¿Qué Pasa?

Entre el cielo y tierra

Entre el cielo y tierra

Mary Leisy Hernandez

Todo sigue en Brasil
Brasilia, Brasil. Al brasileño nada lo para. Este fin de semana, mientras en el Congreso Nacional se efectuaba el impeachment contra la presidenta de la República Dilma Roussef, con mucha mobilización en el eje monutental, el resto de la capital brasileña seguía como si no pasara nada.

Ya imagino yo si aquello fuera en mi patria dominicana. La mayoría estaría aún encerrada en su casita como si se fuera a acabar el mundo.

El proceso que comenzó ayer con la votación de los diputados, concluyó en su primera parte anoche con un sí a la destitución de la presidenta constitucional. Mientras se conocían los resultados se presentaba a casa llena una interesante obra de teatro en el centro cultural de uno de los más importantes bancos brasileños, y al final de la pieza aquello se transformó en un mitín en contra de lo que muchos consideran un golpe de estado.

Yo me uní a la manifestación porque aunque no soy brasileña vivo aquí y me duele.

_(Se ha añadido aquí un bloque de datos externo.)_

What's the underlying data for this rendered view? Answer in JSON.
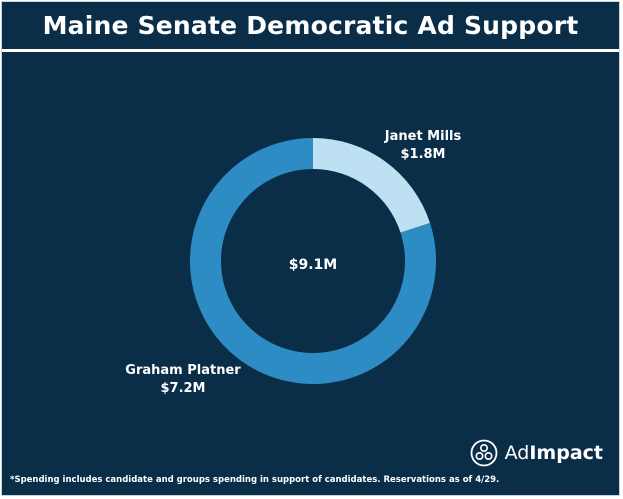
{
  "header": {
    "title": "Maine Senate Democratic Ad Support"
  },
  "chart_data": {
    "type": "pie",
    "style": "donut",
    "center_label": "$9.1M",
    "slices": [
      {
        "name": "Janet Mills",
        "value_label": "$1.8M",
        "value": 1.8,
        "color": "#bde1f2"
      },
      {
        "name": "Graham Platner",
        "value_label": "$7.2M",
        "value": 7.2,
        "color": "#2e8cc4"
      }
    ],
    "total": 9.1
  },
  "footnote": "*Spending includes candidate and groups spending in support of candidates. Reservations as of 4/29.",
  "brand": {
    "prefix": "Ad",
    "suffix": "Impact",
    "icon": "adimpact-logo-icon"
  }
}
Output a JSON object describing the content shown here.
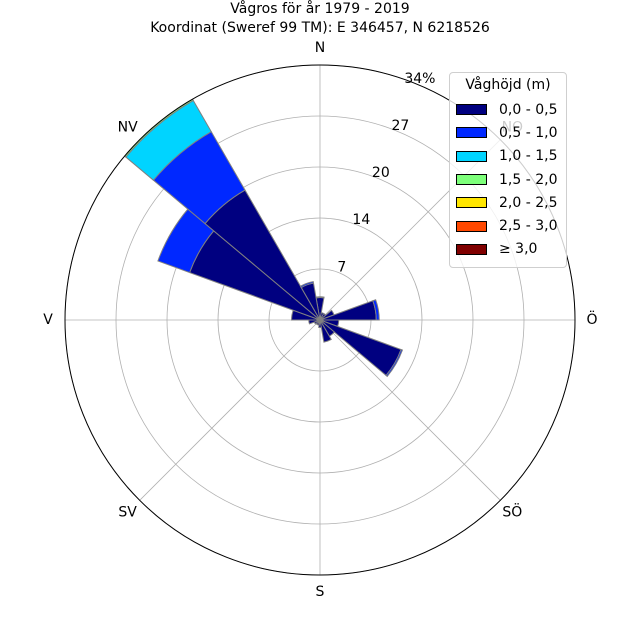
{
  "chart_data": {
    "type": "bar",
    "subtype": "wind-rose",
    "title": "Vågros för år 1979 - 2019",
    "subtitle": "Koordinat (Sweref 99 TM): E 346457, N 6218526",
    "directions": [
      "N",
      "NO",
      "Ö",
      "SÖ",
      "S",
      "SV",
      "V",
      "NV"
    ],
    "ring_labels": [
      "7",
      "14",
      "20",
      "27",
      "34%"
    ],
    "rmax": 34,
    "ring_values": [
      6.8,
      13.6,
      20.4,
      27.2,
      34.0
    ],
    "legend": {
      "title": "Våghöjd (m)",
      "placement": "top-right",
      "entries": [
        {
          "label": "0,0 - 0,5",
          "color": "#000080"
        },
        {
          "label": "0,5 - 1,0",
          "color": "#0028ff"
        },
        {
          "label": "1,0 - 1,5",
          "color": "#00d4ff"
        },
        {
          "label": "1,5 - 2,0",
          "color": "#7dff7a"
        },
        {
          "label": "2,0 - 2,5",
          "color": "#ffe600"
        },
        {
          "label": "2,5 - 3,0",
          "color": "#ff4800"
        },
        {
          "label": "≥ 3,0",
          "color": "#800000"
        }
      ]
    },
    "sector_width_deg": 20,
    "sectors": [
      {
        "dir_deg": 0,
        "values": [
          3.0,
          0.1,
          0,
          0,
          0,
          0,
          0
        ]
      },
      {
        "dir_deg": 20,
        "values": [
          1.0,
          0,
          0,
          0,
          0,
          0,
          0
        ]
      },
      {
        "dir_deg": 40,
        "values": [
          1.0,
          0,
          0,
          0,
          0,
          0,
          0
        ]
      },
      {
        "dir_deg": 60,
        "values": [
          2.0,
          0,
          0,
          0,
          0,
          0,
          0
        ]
      },
      {
        "dir_deg": 80,
        "values": [
          7.5,
          0.4,
          0,
          0,
          0,
          0,
          0
        ]
      },
      {
        "dir_deg": 100,
        "values": [
          2.5,
          0,
          0,
          0,
          0,
          0,
          0
        ]
      },
      {
        "dir_deg": 120,
        "values": [
          11.5,
          0.2,
          0,
          0,
          0,
          0,
          0
        ]
      },
      {
        "dir_deg": 140,
        "values": [
          2.5,
          0,
          0,
          0,
          0,
          0,
          0
        ]
      },
      {
        "dir_deg": 160,
        "values": [
          3.0,
          0,
          0,
          0,
          0,
          0,
          0
        ]
      },
      {
        "dir_deg": 180,
        "values": [
          1.0,
          0,
          0,
          0,
          0,
          0,
          0
        ]
      },
      {
        "dir_deg": 200,
        "values": [
          0.7,
          0,
          0,
          0,
          0,
          0,
          0
        ]
      },
      {
        "dir_deg": 220,
        "values": [
          0.7,
          0,
          0,
          0,
          0,
          0,
          0
        ]
      },
      {
        "dir_deg": 240,
        "values": [
          0.8,
          0,
          0,
          0,
          0,
          0,
          0
        ]
      },
      {
        "dir_deg": 260,
        "values": [
          1.5,
          0,
          0,
          0,
          0,
          0,
          0
        ]
      },
      {
        "dir_deg": 280,
        "values": [
          3.8,
          0,
          0,
          0,
          0,
          0,
          0
        ]
      },
      {
        "dir_deg": 300,
        "values": [
          18.5,
          4.5,
          0,
          0,
          0,
          0,
          0
        ]
      },
      {
        "dir_deg": 320,
        "values": [
          20.0,
          9.0,
          4.8,
          0.2,
          0,
          0,
          0
        ]
      },
      {
        "dir_deg": 340,
        "values": [
          5.0,
          0.2,
          0,
          0,
          0,
          0,
          0
        ]
      }
    ],
    "grid": true
  }
}
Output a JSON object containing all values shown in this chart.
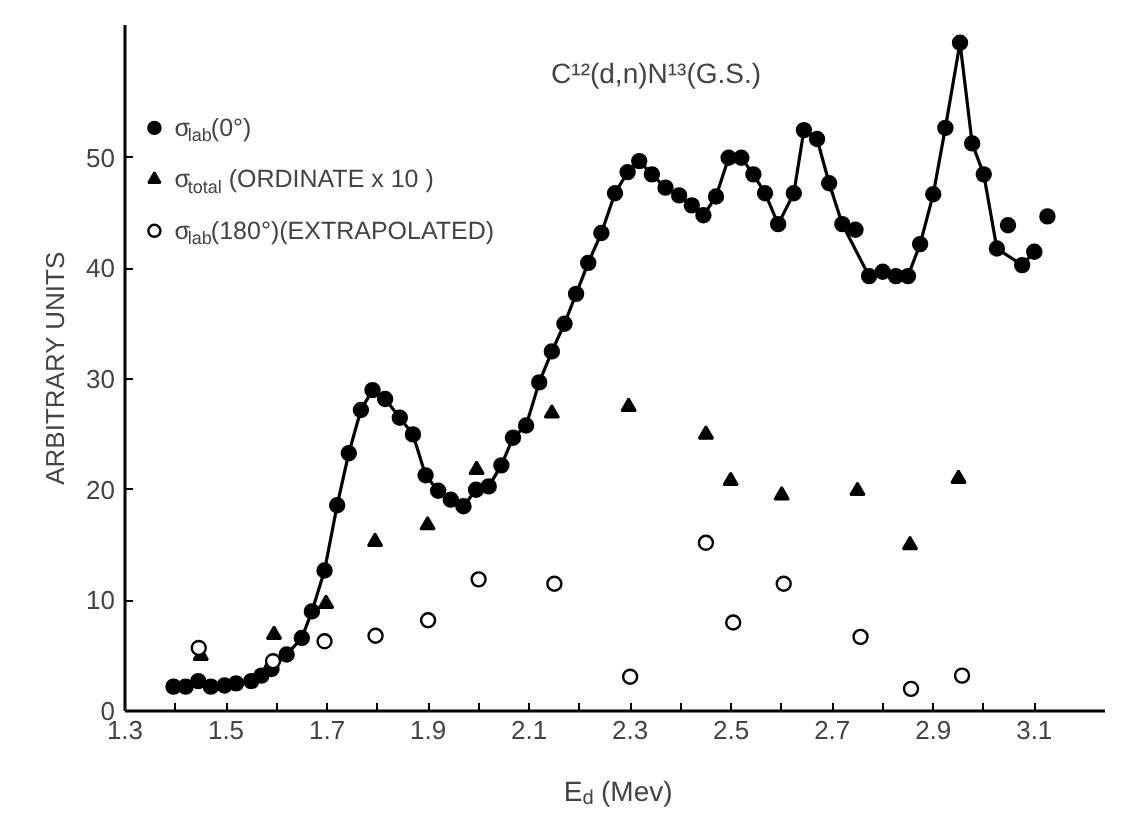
{
  "chart_data": {
    "type": "scatter",
    "title": "C¹²(d,n)N¹³(G.S.)",
    "xlabel": "E$_{d}$ (Mev)",
    "ylabel": "ARBITRARY UNITS",
    "xlim": [
      1.3,
      3.24
    ],
    "ylim": [
      0,
      62
    ],
    "xticks": [
      1.3,
      {
        "value": 1.4,
        "label": null
      },
      1.5,
      {
        "value": 1.6,
        "label": null
      },
      1.7,
      {
        "value": 1.8,
        "label": null
      },
      1.9,
      {
        "value": 2.0,
        "label": null
      },
      2.1,
      {
        "value": 2.2,
        "label": null
      },
      2.3,
      {
        "value": 2.4,
        "label": null
      },
      2.5,
      {
        "value": 2.6,
        "label": null
      },
      2.7,
      {
        "value": 2.8,
        "label": null
      },
      2.9,
      {
        "value": 3.0,
        "label": null
      },
      3.1
    ],
    "yticks": [
      0,
      10,
      20,
      30,
      40,
      50
    ],
    "grid": false,
    "legend": "top left",
    "series": [
      {
        "type": "line",
        "color": "#000000",
        "marker": "none",
        "x": [
          1.396,
          1.42,
          1.445,
          1.47,
          1.497,
          1.52,
          1.55,
          1.57,
          1.59,
          1.62,
          1.65,
          1.67,
          1.695,
          1.72,
          1.743,
          1.767,
          1.79,
          1.815,
          1.844,
          1.87,
          1.895,
          1.92,
          1.945,
          1.97,
          1.995,
          2.02,
          2.045,
          2.068,
          2.094,
          2.12,
          2.145,
          2.17,
          2.193,
          2.217,
          2.243,
          2.27,
          2.295,
          2.318,
          2.343,
          2.37,
          2.397,
          2.422,
          2.445,
          2.47,
          2.495,
          2.52,
          2.544,
          2.567,
          2.593,
          2.624,
          2.644,
          2.67,
          2.694,
          2.72,
          2.773,
          2.8,
          2.826,
          2.85,
          2.874,
          2.9,
          2.924,
          2.953,
          2.977,
          3.0,
          3.026,
          3.076,
          3.1
        ],
        "values": [
          2.2,
          2.2,
          2.5,
          2.2,
          2.3,
          2.5,
          2.7,
          3.2,
          3.8,
          5.1,
          6.6,
          9,
          12.7,
          18.6,
          23.3,
          27.2,
          29,
          28.2,
          26.5,
          25,
          21.3,
          19.9,
          19.1,
          18.5,
          20,
          20.3,
          22.2,
          24.7,
          25.8,
          29.7,
          32.5,
          35,
          37.7,
          40.5,
          43.2,
          46.8,
          48.7,
          49.7,
          48.5,
          47.3,
          46.6,
          45.7,
          44.8,
          46.5,
          50,
          50,
          48.5,
          46.8,
          44,
          46.8,
          52.5,
          51.7,
          47.7,
          44,
          39.3,
          39.7,
          39.3,
          39.3,
          42.2,
          46.7,
          52.7,
          60.4,
          51.3,
          48.5,
          41.8,
          40.3,
          41.5
        ]
      },
      {
        "type": "scatter",
        "name": "σ$_{lab}$(0°)",
        "color": "#000000",
        "marker": "circle",
        "x": [
          1.396,
          1.42,
          1.445,
          1.47,
          1.497,
          1.52,
          1.55,
          1.57,
          1.59,
          1.62,
          1.65,
          1.67,
          1.695,
          1.72,
          1.743,
          1.767,
          1.79,
          1.815,
          1.844,
          1.87,
          1.895,
          1.92,
          1.945,
          1.97,
          1.995,
          2.02,
          2.045,
          2.068,
          2.094,
          2.12,
          2.145,
          2.17,
          2.193,
          2.217,
          2.243,
          2.27,
          2.295,
          2.318,
          2.343,
          2.37,
          2.397,
          2.422,
          2.445,
          2.47,
          2.495,
          2.52,
          2.544,
          2.567,
          2.593,
          2.624,
          2.644,
          2.67,
          2.694,
          2.72,
          2.746,
          2.773,
          2.8,
          2.826,
          2.85,
          2.874,
          2.9,
          2.924,
          2.953,
          2.977,
          3.0,
          3.026,
          3.048,
          3.076,
          3.1,
          3.126
        ],
        "values": [
          2.2,
          2.2,
          2.7,
          2.2,
          2.3,
          2.5,
          2.7,
          3.2,
          3.8,
          5.1,
          6.6,
          9,
          12.7,
          18.6,
          23.3,
          27.2,
          29,
          28.2,
          26.5,
          25,
          21.3,
          19.9,
          19.1,
          18.5,
          20,
          20.3,
          22.2,
          24.7,
          25.8,
          29.7,
          32.5,
          35,
          37.7,
          40.5,
          43.2,
          46.8,
          48.7,
          49.7,
          48.5,
          47.3,
          46.6,
          45.7,
          44.8,
          46.5,
          50,
          50,
          48.5,
          46.8,
          44,
          46.8,
          52.5,
          51.7,
          47.7,
          44,
          43.5,
          39.3,
          39.7,
          39.3,
          39.3,
          42.2,
          46.7,
          52.7,
          60.4,
          51.3,
          48.5,
          41.8,
          43.9,
          40.3,
          41.5,
          44.7
        ]
      },
      {
        "name": "σ$_{total}$ (ORDINATE  x 10 )",
        "color": "#000000",
        "marker": "triangle",
        "x": [
          1.45,
          1.595,
          1.698,
          1.795,
          1.899,
          1.996,
          2.145,
          2.297,
          2.45,
          2.499,
          2.6,
          2.75,
          2.854,
          2.95
        ],
        "values": [
          5,
          6.9,
          9.7,
          15.3,
          16.8,
          21.8,
          26.9,
          27.5,
          25,
          20.8,
          19.5,
          19.9,
          15,
          21
        ]
      },
      {
        "name": "σ$_{lab}$(180°)(EXTRAPOLATED)",
        "color": "#000000",
        "marker": "circle_open",
        "x": [
          1.446,
          1.593,
          1.695,
          1.796,
          1.9,
          2.0,
          2.15,
          2.3,
          2.45,
          2.504,
          2.604,
          2.756,
          2.856,
          2.957
        ],
        "values": [
          5.7,
          4.5,
          6.3,
          6.8,
          8.2,
          11.9,
          11.5,
          3.1,
          15.2,
          8,
          11.5,
          6.7,
          2,
          3.2
        ]
      }
    ]
  }
}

No entiendo cómo acusados de corrupción tienen el poder de cuestionar y decidir sobre el destino de un país.
Matan dos pájaros de un mismo tiro.

Desvían la atención sobre sus acusaciones acusando a otro y logran aumentar su poder sin ninguna propuesta importante. Cosas de política.

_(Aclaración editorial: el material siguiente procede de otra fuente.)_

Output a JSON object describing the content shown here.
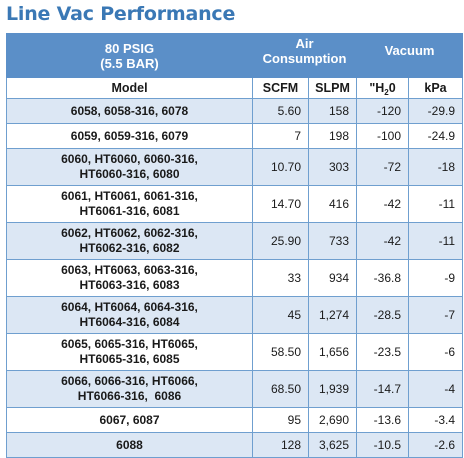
{
  "title": "Line Vac Performance",
  "header": {
    "pressure_line1": "80 PSIG",
    "pressure_line2": "(5.5 BAR)",
    "air_line1": "Air",
    "air_line2": "Consumption",
    "vacuum": "Vacuum",
    "col_model": "Model",
    "col_scfm": "SCFM",
    "col_slpm": "SLPM",
    "col_h2o_prefix": "\"H",
    "col_h2o_sub": "2",
    "col_h2o_suffix": "0",
    "col_kpa": "kPa"
  },
  "rows": [
    {
      "model_line1": "6058, 6058-316, 6078",
      "model_line2": "",
      "scfm": "5.60",
      "slpm": "158",
      "h2o": "-120",
      "kpa": "-29.9"
    },
    {
      "model_line1": "6059, 6059-316, 6079",
      "model_line2": "",
      "scfm": "7",
      "slpm": "198",
      "h2o": "-100",
      "kpa": "-24.9"
    },
    {
      "model_line1": "6060, HT6060, 6060-316,",
      "model_line2": "HT6060-316, 6080",
      "scfm": "10.70",
      "slpm": "303",
      "h2o": "-72",
      "kpa": "-18"
    },
    {
      "model_line1": "6061, HT6061, 6061-316,",
      "model_line2": "HT6061-316, 6081",
      "scfm": "14.70",
      "slpm": "416",
      "h2o": "-42",
      "kpa": "-11"
    },
    {
      "model_line1": "6062, HT6062, 6062-316,",
      "model_line2": "HT6062-316, 6082",
      "scfm": "25.90",
      "slpm": "733",
      "h2o": "-42",
      "kpa": "-11"
    },
    {
      "model_line1": "6063, HT6063, 6063-316,",
      "model_line2": "HT6063-316, 6083",
      "scfm": "33",
      "slpm": "934",
      "h2o": "-36.8",
      "kpa": "-9"
    },
    {
      "model_line1": "6064, HT6064, 6064-316,",
      "model_line2": "HT6064-316, 6084",
      "scfm": "45",
      "slpm": "1,274",
      "h2o": "-28.5",
      "kpa": "-7"
    },
    {
      "model_line1": "6065, 6065-316, HT6065,",
      "model_line2": "HT6065-316, 6085",
      "scfm": "58.50",
      "slpm": "1,656",
      "h2o": "-23.5",
      "kpa": "-6"
    },
    {
      "model_line1": "6066, 6066-316, HT6066,",
      "model_line2": "HT6066-316,  6086",
      "scfm": "68.50",
      "slpm": "1,939",
      "h2o": "-14.7",
      "kpa": "-4"
    },
    {
      "model_line1": "6067, 6087",
      "model_line2": "",
      "scfm": "95",
      "slpm": "2,690",
      "h2o": "-13.6",
      "kpa": "-3.4"
    },
    {
      "model_line1": "6088",
      "model_line2": "",
      "scfm": "128",
      "slpm": "3,625",
      "h2o": "-10.5",
      "kpa": "-2.6"
    }
  ]
}
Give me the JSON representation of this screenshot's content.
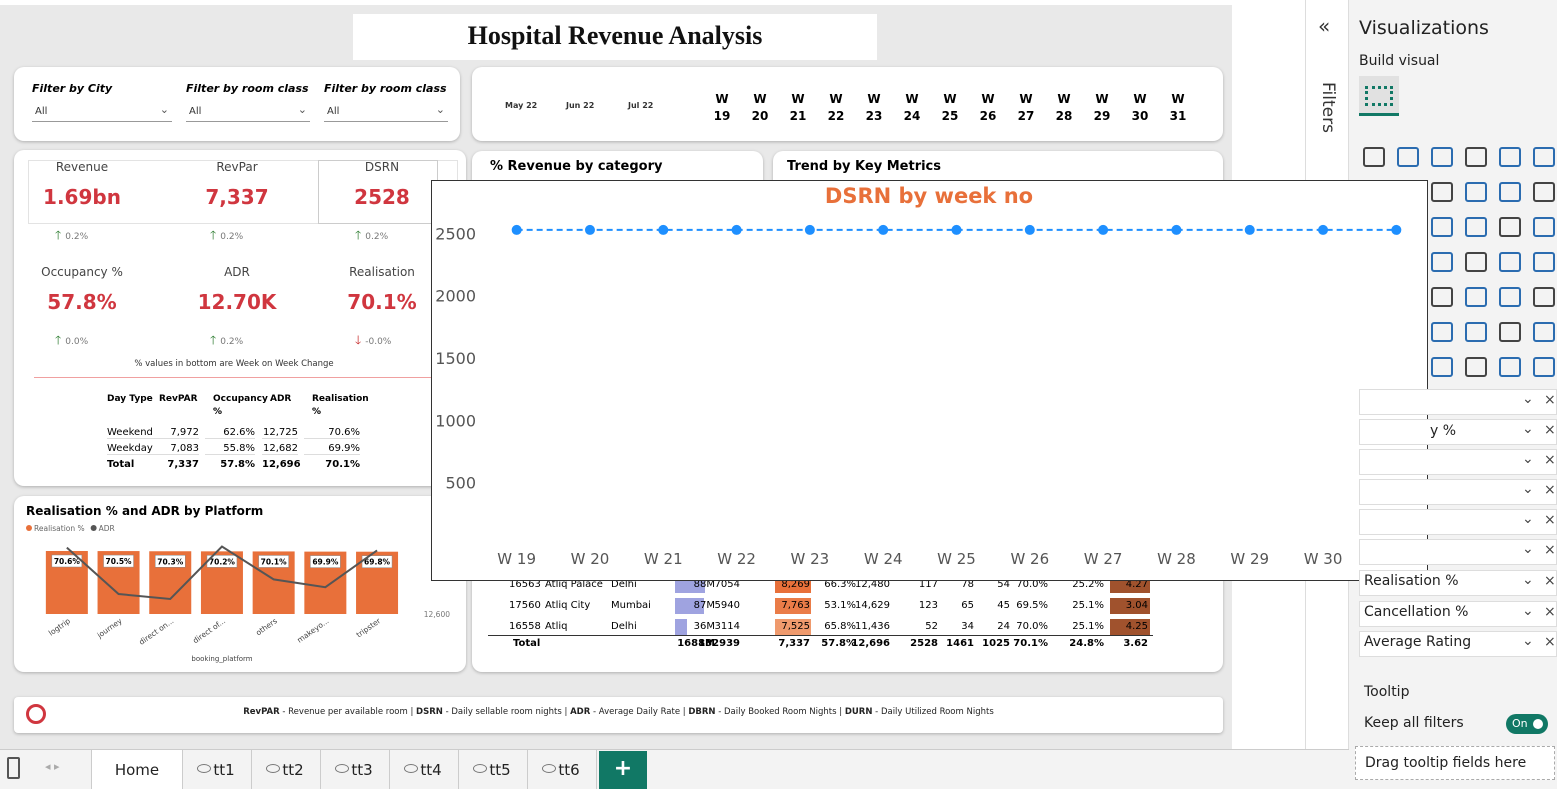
{
  "header": {
    "title": "Hospital Revenue Analysis"
  },
  "filters": [
    {
      "label": "Filter by City",
      "value": "All"
    },
    {
      "label": "Filter by room class",
      "value": "All"
    },
    {
      "label": "Filter by room class",
      "value": "All"
    }
  ],
  "date_slicer": {
    "months": [
      "May 22",
      "Jun 22",
      "Jul 22"
    ],
    "weeks": [
      "W 19",
      "W 20",
      "W 21",
      "W 22",
      "W 23",
      "W 24",
      "W 25",
      "W 26",
      "W 27",
      "W 28",
      "W 29",
      "W 30",
      "W 31"
    ]
  },
  "kpis": [
    {
      "label": "Revenue",
      "value": "1.69bn",
      "change": "0.2%",
      "direction": "up"
    },
    {
      "label": "RevPar",
      "value": "7,337",
      "change": "0.2%",
      "direction": "up"
    },
    {
      "label": "DSRN",
      "value": "2528",
      "change": "0.2%",
      "direction": "up"
    },
    {
      "label": "Occupancy %",
      "value": "57.8%",
      "change": "0.0%",
      "direction": "up"
    },
    {
      "label": "ADR",
      "value": "12.70K",
      "change": "0.2%",
      "direction": "up"
    },
    {
      "label": "Realisation",
      "value": "70.1%",
      "change": "-0.0%",
      "direction": "down"
    }
  ],
  "kpi_note": "% values in bottom are Week on Week Change",
  "day_type_table": {
    "header": [
      "Day Type",
      "RevPAR",
      "Occupancy %",
      "ADR",
      "Realisation %"
    ],
    "rows": [
      [
        "Weekend",
        "7,972",
        "62.6%",
        "12,725",
        "70.6%"
      ],
      [
        "Weekday",
        "7,083",
        "55.8%",
        "12,682",
        "69.9%"
      ],
      [
        "Total",
        "7,337",
        "57.8%",
        "12,696",
        "70.1%"
      ]
    ]
  },
  "sections": {
    "revenue_by_category": "% Revenue by category",
    "trend": "Trend by Key Metrics"
  },
  "hotel_table": {
    "rows": [
      [
        "16563",
        "Atliq Palace",
        "Delhi",
        "88M",
        "7054",
        "8,269",
        "66.3%",
        "12,480",
        "117",
        "78",
        "54",
        "70.0%",
        "25.2%",
        "4.27"
      ],
      [
        "17560",
        "Atliq City",
        "Mumbai",
        "87M",
        "5940",
        "7,763",
        "53.1%",
        "14,629",
        "123",
        "65",
        "45",
        "69.5%",
        "25.1%",
        "3.04"
      ],
      [
        "16558",
        "Atliq",
        "Delhi",
        "36M",
        "3114",
        "7,525",
        "65.8%",
        "11,436",
        "52",
        "34",
        "24",
        "70.0%",
        "25.1%",
        "4.25"
      ]
    ],
    "total": [
      "Total",
      "1688M",
      "132939",
      "7,337",
      "57.8%",
      "12,696",
      "2528",
      "1461",
      "1025",
      "70.1%",
      "24.8%",
      "3.62"
    ]
  },
  "footer": {
    "parts": [
      "RevPAR",
      " - Revenue per available room | ",
      "DSRN",
      " - Daily sellable room nights | ",
      "ADR",
      " - Average Daily Rate | ",
      "DBRN",
      " - Daily Booked Room Nights | ",
      "DURN",
      " - Daily Utilized Room Nights"
    ]
  },
  "tabs": [
    "Home",
    "tt1",
    "tt2",
    "tt3",
    "tt4",
    "tt5",
    "tt6"
  ],
  "pane": {
    "filters": "Filters",
    "title": "Visualizations",
    "build": "Build visual",
    "fields": [
      "y %",
      "Realisation %",
      "Cancellation %",
      "Average Rating"
    ],
    "tooltip": "Tooltip",
    "keep": "Keep all filters",
    "toggle": "On",
    "drag": "Drag tooltip fields here"
  },
  "chart_data": [
    {
      "type": "line",
      "title": "DSRN by week no",
      "categories": [
        "W 19",
        "W 20",
        "W 21",
        "W 22",
        "W 23",
        "W 24",
        "W 25",
        "W 26",
        "W 27",
        "W 28",
        "W 29",
        "W 30",
        "W 31"
      ],
      "series": [
        {
          "name": "DSRN",
          "color": "#1e8fff",
          "values": [
            2528,
            2528,
            2528,
            2528,
            2528,
            2528,
            2528,
            2528,
            2528,
            2528,
            2528,
            2528,
            2528
          ]
        }
      ],
      "ylim": [
        0,
        2800
      ],
      "yticks": [
        500,
        1000,
        1500,
        2000,
        2500
      ],
      "grid": false,
      "title_color": "#e8703a"
    },
    {
      "type": "bar",
      "title": "Realisation % and ADR by Platform",
      "categories": [
        "logtrip",
        "journey",
        "direct on...",
        "direct of...",
        "others",
        "makeyo...",
        "tripster"
      ],
      "x_label": "booking_platform",
      "series": [
        {
          "name": "Realisation %",
          "color": "#e8703a",
          "values": [
            70.6,
            70.5,
            70.3,
            70.2,
            70.1,
            69.9,
            69.8
          ],
          "value_labels": [
            "70.6%",
            "70.5%",
            "70.3%",
            "70.2%",
            "70.1%",
            "69.9%",
            "69.8%"
          ]
        },
        {
          "name": "ADR",
          "color": "#555555",
          "axis": "y2",
          "values": [
            12786,
            12656,
            12642,
            12789,
            12697,
            12675,
            12778
          ]
        }
      ],
      "ylim": [
        0,
        80
      ],
      "y2lim": [
        12600,
        12800
      ],
      "y2ticks": [
        {
          "value": 12600,
          "label": "12,600"
        }
      ]
    }
  ]
}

Esta semana, previo a la importante decisión, solo los medios de comunicación parecían haber movido su programación para dar detalles sobre el proceso o promover un sí o un no a la presidenta constitucional.

Las agendas culturales y actividades administrativas siguieron su curso. El sábado almorzamos con feijoada, caipirinha y samba como siempre se hace en una buena parte de restaurantes en Brasilia.
Música en vivo y mucho ambiente.

Desde allí fuimos a una Feria Internacional de Artesanía, y por el numeroso público se puede deducir que al brasileño nada le transforma su ritmo habitual. Muy distinto a República Dominicana, donde se suspenden eventos importantes por cualquier manifestación y se acomoda todo a conveniencia de los procesos electorales, hasta la educación de los niños.